Because SB 5476 includes a declaration of emergency, if passed, voters will not be able to use the referendum process to repeal it. The bill would require a simple majority in both chambers and be signed by the governor within five days of its passing to become law and take effect immediately. Sections of the bill that expire July 1, 2022 are replaced with similar sections that take effect on the same day.
The cutoff date to introduce new bills was March 9. However, because SB 5476 contains an appropriation clause that would impact the state’s budget, the bill can bypass the established 2021 session cutoff deadlines.

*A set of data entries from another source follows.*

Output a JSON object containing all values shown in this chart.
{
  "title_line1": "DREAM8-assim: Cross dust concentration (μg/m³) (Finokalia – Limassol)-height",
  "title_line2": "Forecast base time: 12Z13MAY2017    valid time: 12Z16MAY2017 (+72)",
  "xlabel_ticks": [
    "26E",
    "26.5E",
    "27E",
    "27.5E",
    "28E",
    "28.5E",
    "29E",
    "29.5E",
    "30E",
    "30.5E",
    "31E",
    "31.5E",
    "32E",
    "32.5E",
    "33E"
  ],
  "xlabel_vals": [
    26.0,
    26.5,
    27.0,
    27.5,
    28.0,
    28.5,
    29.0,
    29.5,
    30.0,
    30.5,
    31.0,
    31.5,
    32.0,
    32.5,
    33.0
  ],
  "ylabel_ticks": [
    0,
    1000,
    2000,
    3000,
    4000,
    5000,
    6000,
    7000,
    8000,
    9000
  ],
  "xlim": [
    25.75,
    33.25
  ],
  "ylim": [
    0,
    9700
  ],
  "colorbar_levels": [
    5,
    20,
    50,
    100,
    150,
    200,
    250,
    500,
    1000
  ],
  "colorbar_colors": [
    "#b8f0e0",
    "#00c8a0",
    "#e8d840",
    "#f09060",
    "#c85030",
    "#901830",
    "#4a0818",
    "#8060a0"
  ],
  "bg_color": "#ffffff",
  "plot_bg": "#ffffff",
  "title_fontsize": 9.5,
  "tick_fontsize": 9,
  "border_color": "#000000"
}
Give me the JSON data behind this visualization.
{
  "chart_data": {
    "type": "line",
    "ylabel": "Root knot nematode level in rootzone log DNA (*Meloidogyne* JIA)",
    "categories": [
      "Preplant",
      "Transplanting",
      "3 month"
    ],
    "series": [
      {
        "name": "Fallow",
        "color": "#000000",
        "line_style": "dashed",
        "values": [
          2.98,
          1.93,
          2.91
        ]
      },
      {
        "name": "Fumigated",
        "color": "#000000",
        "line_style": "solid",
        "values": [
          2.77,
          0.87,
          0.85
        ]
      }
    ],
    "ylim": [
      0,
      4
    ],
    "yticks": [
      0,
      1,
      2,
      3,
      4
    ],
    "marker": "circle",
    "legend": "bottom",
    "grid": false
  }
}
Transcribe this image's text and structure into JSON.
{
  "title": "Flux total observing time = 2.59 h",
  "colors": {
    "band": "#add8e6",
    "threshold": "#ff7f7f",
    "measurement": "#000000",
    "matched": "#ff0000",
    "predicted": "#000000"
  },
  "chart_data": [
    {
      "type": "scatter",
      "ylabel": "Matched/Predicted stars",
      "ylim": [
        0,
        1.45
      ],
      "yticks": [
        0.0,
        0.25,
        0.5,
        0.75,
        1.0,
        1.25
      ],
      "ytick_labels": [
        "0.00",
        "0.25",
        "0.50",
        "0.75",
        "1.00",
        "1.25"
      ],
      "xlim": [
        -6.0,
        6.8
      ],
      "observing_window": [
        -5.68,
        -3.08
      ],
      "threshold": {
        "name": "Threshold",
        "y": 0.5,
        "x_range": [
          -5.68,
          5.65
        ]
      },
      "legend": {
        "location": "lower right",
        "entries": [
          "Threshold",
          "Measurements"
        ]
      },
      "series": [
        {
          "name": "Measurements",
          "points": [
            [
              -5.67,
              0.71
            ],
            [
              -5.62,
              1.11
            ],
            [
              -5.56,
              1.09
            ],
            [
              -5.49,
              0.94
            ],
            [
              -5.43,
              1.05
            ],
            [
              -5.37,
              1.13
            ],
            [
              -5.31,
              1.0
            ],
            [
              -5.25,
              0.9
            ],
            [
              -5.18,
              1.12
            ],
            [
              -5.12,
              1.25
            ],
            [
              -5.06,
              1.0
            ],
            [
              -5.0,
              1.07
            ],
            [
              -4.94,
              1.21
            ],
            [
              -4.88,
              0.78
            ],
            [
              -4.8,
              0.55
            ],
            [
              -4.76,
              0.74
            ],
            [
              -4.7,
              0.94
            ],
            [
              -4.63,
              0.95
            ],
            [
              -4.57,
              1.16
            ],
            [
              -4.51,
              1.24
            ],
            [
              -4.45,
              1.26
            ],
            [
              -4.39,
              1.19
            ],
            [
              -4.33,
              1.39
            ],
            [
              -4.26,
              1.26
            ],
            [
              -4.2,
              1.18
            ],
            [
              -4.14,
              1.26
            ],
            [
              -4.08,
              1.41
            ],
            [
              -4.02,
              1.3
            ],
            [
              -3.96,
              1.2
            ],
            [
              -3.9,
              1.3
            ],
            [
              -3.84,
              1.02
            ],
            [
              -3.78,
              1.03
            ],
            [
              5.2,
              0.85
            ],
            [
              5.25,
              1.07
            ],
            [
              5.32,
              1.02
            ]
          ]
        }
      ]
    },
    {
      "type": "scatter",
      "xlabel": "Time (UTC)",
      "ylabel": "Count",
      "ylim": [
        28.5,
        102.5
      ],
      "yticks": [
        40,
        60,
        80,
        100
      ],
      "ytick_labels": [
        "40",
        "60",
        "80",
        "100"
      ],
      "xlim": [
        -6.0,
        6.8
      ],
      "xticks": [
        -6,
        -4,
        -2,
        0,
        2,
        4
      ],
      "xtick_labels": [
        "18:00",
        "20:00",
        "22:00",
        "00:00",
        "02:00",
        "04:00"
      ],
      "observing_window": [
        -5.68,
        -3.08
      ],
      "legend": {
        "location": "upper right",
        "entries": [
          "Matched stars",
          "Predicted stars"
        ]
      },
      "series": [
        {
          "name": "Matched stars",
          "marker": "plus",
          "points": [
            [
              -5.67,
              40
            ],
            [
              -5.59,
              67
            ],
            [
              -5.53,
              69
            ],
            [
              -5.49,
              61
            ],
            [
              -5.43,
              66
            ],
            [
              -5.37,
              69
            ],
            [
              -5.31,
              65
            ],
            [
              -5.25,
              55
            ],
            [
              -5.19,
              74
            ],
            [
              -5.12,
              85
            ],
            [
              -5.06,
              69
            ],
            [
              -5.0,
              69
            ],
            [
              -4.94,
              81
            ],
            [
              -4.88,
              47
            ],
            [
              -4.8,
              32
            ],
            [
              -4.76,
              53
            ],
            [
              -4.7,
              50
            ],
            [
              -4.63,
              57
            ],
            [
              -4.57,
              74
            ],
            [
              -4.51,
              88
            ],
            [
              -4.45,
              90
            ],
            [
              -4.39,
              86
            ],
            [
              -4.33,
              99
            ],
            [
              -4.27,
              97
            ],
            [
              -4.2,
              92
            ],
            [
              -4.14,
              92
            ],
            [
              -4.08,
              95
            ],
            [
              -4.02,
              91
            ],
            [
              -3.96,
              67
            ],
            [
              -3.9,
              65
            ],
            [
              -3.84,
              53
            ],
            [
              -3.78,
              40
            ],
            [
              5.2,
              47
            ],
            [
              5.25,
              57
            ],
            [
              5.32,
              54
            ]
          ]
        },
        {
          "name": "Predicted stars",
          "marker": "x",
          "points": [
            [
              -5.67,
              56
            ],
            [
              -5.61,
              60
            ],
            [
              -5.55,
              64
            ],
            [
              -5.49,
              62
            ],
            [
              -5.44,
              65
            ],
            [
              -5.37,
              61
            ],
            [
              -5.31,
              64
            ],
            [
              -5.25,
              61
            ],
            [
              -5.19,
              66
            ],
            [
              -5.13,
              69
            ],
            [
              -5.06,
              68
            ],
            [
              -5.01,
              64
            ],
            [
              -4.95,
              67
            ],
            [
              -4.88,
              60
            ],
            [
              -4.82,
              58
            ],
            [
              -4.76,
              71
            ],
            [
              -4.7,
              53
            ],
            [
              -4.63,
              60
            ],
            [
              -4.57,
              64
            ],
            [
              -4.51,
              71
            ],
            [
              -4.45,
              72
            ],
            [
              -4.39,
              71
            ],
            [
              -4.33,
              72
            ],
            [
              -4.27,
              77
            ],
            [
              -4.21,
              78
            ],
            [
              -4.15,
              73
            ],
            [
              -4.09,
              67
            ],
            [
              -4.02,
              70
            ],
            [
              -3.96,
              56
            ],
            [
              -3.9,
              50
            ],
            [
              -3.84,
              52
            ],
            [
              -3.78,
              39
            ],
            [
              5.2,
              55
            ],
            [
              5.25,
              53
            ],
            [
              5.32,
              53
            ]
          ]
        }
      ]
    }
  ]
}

Senate Bill 5468, which would make it unlawful for any person to “knowingly” possess a controlled substance has stalled in the Law & Justice committee chaired by Senator Jamie Pedersen (Seattle-D). The bipartisan bill is sponsored by Senators Mullet, Hobbs, Braun, Brown, Hawkins, Holy, King, Muzzall, Padden, Rivers, Salomon, Schoesler, Short, Wagoner, Warnick, and Wilson, L.
A new bipartisan bill, SB 5475, was introduced on March 22 to possibly replace SB 5468. The new bill, also declared an emergency, establishes a legislative work group on the possession of controlled substances. The work group will study the impact of the State v. Blake decision and release its findings to committees by June 30, 2022.
SB 5476 would make Washington state the second state in the United States to legalize personal amounts of hard drugs. Last year, Oregon became to the first state to do so with the passing of statewide Measure 110 which took effect February 1, 2021.